The region’s scarcity of available land means that such changes instantly add value to properties with greater development potential.

These high-profile reforms double down on what Kiwis already know, and that is residential property investment has been a huge vehicle for household wealth creation.


Where there has been huge conjecture about New Zealand homes becoming a money-making asset rather than a sanctuary for our families, survey data indicates that lifestyle factors still inform our residential purchasing decisions.

Bayleys’ global property partner Knight Frank recently found that British house hunters paid nearly 50 percent more, on average, to live near a body of water.

In New Zealand, beach, lake and riverfront houses are traditionally held as long-term family investments with personal memories tied to these homes by the sea.


Having a home with water views has long been recognised as being good for the soul and a joint study by researchers at universities in New Zealand and the United States has found homeowners with residences positioned near bodies of water are generally found to have lower levels of anxiety.

The study, conducted by researchers at the University of Canterbury, Otago and Michigan State University compares the psychological effects of proximity to ‘blue space’ water bodies such as oceans, rivers, estuaries and lakes with ‘green space’ areas of vegetation including regional parks, bushland, forests, farms and private gardens.

The study found those residing in communities with a line of sight to ‘blue spaces’ had lower levels of stress and anxiety than those who did not.

The research suggested ‘blue space’ may even play a part in reducing individual psychological distress.

Using feedback from a survey of adult participants conducted by New Zealand’s Ministry of Health researchers rated residents’ responses on a psychological distress scale.

Offering a short questionnaire designed to measure a person’s level of anxiety and depression, the researchers hypothesised a higher score would indicate a stronger likeliness of depression or anxiety.

Data collected from the study found Wellington-based residents with higher visibility of ‘blue space’ from their homes scored lower on the measure of psychological distress.

Ministry of Health researchers concluded that a 20-percent increase in visibility of ‘blue space’ had a direct impact on the level of stress experienced by the individual.


While difficult to quantify the exact value of a water view, a historical survey conducted by Bayleys found 71 percent of respondents valued ocean views above other outlooks.

Some 24 percent of the respondents indicated that park, country and views of the bush or forest were their first preference, while just four per cent noted a city view as their favourite backdrop.

One percent of the respondents noted that views were of no importance at all.

To better understand the value of water views versus development potential, Bayleys compared unconditional sales data from 12 Auckland suburbs.

The average price of homes with ocean views of the Waitemata Harbour in neighbourhoods including Takapuna, Mission Bay, Bucklands Beach and Herne Bay rose by 61 percent when compared with the same quarter five years earlier.
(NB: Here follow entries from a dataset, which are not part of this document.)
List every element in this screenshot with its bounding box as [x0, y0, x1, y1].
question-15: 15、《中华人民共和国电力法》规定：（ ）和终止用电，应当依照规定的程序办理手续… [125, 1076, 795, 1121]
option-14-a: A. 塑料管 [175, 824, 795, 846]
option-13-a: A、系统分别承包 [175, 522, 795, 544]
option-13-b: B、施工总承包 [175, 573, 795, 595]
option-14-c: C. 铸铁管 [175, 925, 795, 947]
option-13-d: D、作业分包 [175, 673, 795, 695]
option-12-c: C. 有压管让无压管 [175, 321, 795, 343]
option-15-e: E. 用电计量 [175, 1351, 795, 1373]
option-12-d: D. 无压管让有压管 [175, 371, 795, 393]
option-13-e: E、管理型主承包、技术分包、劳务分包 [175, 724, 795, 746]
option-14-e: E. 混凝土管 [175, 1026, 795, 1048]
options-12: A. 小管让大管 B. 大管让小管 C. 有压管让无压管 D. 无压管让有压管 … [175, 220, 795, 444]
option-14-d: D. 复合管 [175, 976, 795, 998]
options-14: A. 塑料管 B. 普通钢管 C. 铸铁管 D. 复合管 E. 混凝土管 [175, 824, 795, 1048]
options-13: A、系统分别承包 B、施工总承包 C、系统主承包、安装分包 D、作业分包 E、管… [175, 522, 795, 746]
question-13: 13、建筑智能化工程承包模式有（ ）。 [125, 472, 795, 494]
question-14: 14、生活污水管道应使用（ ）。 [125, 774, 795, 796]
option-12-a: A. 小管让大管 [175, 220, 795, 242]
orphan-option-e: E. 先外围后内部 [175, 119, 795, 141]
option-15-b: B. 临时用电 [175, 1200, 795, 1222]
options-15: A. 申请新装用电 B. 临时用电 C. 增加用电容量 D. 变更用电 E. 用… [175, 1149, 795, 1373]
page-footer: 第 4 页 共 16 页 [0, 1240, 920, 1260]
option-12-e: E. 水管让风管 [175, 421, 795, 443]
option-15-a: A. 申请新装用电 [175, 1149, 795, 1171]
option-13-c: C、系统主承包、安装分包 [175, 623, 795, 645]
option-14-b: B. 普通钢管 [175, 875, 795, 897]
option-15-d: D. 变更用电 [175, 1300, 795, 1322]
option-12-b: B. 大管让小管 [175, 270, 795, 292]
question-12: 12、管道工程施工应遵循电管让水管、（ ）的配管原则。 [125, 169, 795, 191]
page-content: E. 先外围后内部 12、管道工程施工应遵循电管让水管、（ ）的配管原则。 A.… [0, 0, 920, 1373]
Comparatively, homes overlooking the Manukau Harbour in suburbs including Wattle Downs, Langholm, Mangere Bridge and Clarks Beach rose 37 percent.

Interestingly, homes in high-growth areas that have benefitted from rezoning and intensification such as Botany, Albany, Newmarket and New Lynn averaged just shy of 30 percent value growth in Q1 2021 when compared to Q1 in 2016.

Source: REINZ unconditional sales data

While the data indicates a preference for homes that gain views of the Waitemata Harbour and outer gulf, accurate comparisons are difficult to make given the wide range of variables that affect the value of residential properties.

Floor and site size, design, features including bedrooms, bathrooms and car parking, building materials, age, proximity to amenities and perception of the local community all have a bearing on the price purchasers are willing to pay. However, it is reasonably safe to say that Kiwis continue to value waterfront property as an intergenerational investment and aspirational asset.